Start Time	This parameter is displayed only when Scheduling Type is set to Run periodically. The value is the time when the periodic job scheduling starts.
Subsequent Instances	Number of job instances scheduled. The default value is 1 when Scheduling Type is set to Run once. The default value is 1 when Scheduling Type is set to Event-based. When Scheduling Type is set to Run periodically: If the number of instances exceeds 10, a maximum of 10 instances can be displayed, and the system displays message "A maximum of 10 instances are supported."

In Parameter Preview, if a job parameter has a syntax error, the system displays a message.

If a parameter depends on the data generated during job execution, such data cannot be simulated and displayed in Parameter Preview.

Testing and Saving the Job

After a job is configured, complete the following operations:

Batch processing job

Click Test above the canvas. In the displayed dialog box, the job variables are displayed. Click OK to test the job. If the test fails, view the logs of the job node and locate and rectify the fault.
- You can view the test run logs of the job by clicking View Log.
- If you test the job before submitting a version, the version of the generated job instance is 0 on the Job Monitoring page.
- You can control access to the test run logs. For example, after user A performs a test, user A can view the test run logs on the Monitor Instance page, but user B cannot.
When the test is successful, click Save to save the job configuration.

After the job is saved, a version is automatically generated and displayed in Versions. The version can be rolled back. If you save a job multiple times within a minute, only one version is recorded. If the intermediate data is important, you can click Save new version to save and add a version.

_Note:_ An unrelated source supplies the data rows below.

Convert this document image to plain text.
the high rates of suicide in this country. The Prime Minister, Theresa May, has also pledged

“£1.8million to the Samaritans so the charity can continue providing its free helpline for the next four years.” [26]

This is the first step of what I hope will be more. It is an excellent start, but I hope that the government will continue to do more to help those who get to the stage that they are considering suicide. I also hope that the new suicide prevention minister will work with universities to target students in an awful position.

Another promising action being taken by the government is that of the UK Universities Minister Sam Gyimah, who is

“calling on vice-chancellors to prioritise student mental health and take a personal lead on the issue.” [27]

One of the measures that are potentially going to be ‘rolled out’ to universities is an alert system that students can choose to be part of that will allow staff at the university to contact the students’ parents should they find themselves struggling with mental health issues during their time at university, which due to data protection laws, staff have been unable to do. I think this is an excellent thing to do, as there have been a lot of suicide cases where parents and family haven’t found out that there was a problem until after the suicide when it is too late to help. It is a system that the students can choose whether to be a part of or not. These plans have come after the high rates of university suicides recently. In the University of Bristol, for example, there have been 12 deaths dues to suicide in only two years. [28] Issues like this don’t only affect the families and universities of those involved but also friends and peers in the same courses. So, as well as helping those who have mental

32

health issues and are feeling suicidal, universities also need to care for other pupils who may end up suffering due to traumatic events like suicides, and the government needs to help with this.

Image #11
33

Processing jobs in real time

Click Save to save the job configuration.

After the job is saved, a version is automatically generated and displayed in Versions. The version can be rolled back. If you save a job multiple times within a minute, only one version is recorded. If the intermediate data is important, you can click Save new version to save and add a version.
After submitting the job version, click Start above the canvas to run the job. After the job is executed, go to the Job Monitoring page to view the job execution result.